BARBILLE VII
Les panégyristes n’écrivent pas sur Barbille VII (1133-1137), ou, pour marquer leur antipathie profonde envers son règne, ils en inversent les dates. On trouve ainsi mention d’une dictature couvrant les années 1133 à 1129. C’est une plaisanterie méprisable de chroniqueurs ; tout en courbettes devant les puissants, ils en sont coutumiers. Barbille VII accéda au trône à la faveur d’une rébellion ouvrière, provoquée par des licenciements excessifs. La reine avait vécu jusque-là comme concubine de Torpe le Vif, qui dans l’émeute fut déposé puis occis ; elle était issue des lies, née Pôchouse, de père inconnu. Sans mandat, mais avec le soutien de la populace, elle s’empara de la couronne et se fixa pour première tâche d’éliminer la noblesse courtisane, ainsi que ses anciennes rivales de dortoir. Puis, par conviction sans doute et pour se rendre aimable aux déguenillés, elle entreprit d’attaquer ceux qui par leur présence superflue alourdissaient l’industrie, et ordonna qu’on réduisît directeurs de fabriques et agioteurs, ainsi que leurs soldats et les écrivassiers qui perpétuaient le capitalisme par leurs fictions. Aussitôt cette gent dominante complota, établissant un plan dont aucun rouage ne grippa. On commença par faire courir de puissantes rumeurs, afin de détacher les masses de leur souveraine ; on la décrivit dégénérant dans l’opulence, alors qu’en réalité elle était restée humble et travailleuse ; on inventa ses débauches ; on la déclara alliée à Balbutiar, prince onirique honni de tous. On favorisa quelques effondrements économiques spectaculaires, dénonçant comme responsables du chaos les nihilistes qui avaient sa sympathie.
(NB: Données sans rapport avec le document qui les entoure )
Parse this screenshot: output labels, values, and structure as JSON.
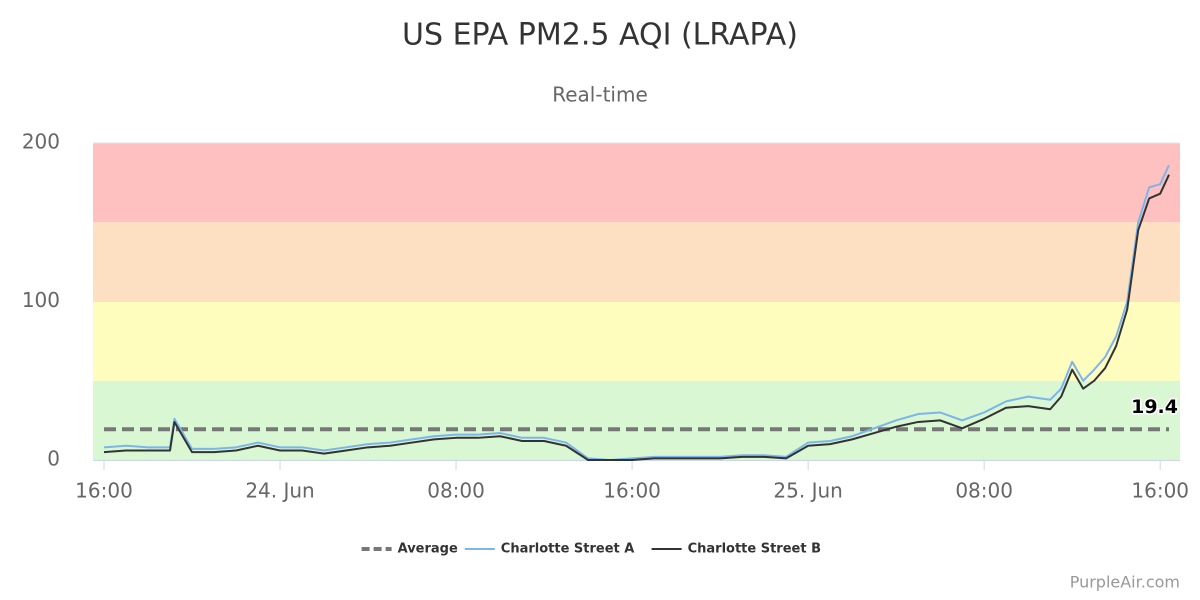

Toute catastrophe naturelle lui était aussitôt imputée. Aisément la foule se retourna contre elle. Une épidémie de lèpre goutteuse déclencha l’ire plébéienne. Les publicistes racontent qu’un sauveur nommé Jacques Grondin alla à elle et la sabra. Dans l’heure, les chambres patronales firent acclamer la reine Flétanne, qui leur était acquise.
La lame avait seulement entaillé Barbille ; on remit donc la mourante au peuple qui l’écorcha sur la grève. Selon que l’on éprouve ou non de la sympathie pour cette reine, on peut donc la dire exécutée en 1129 ou assassinée en 1137.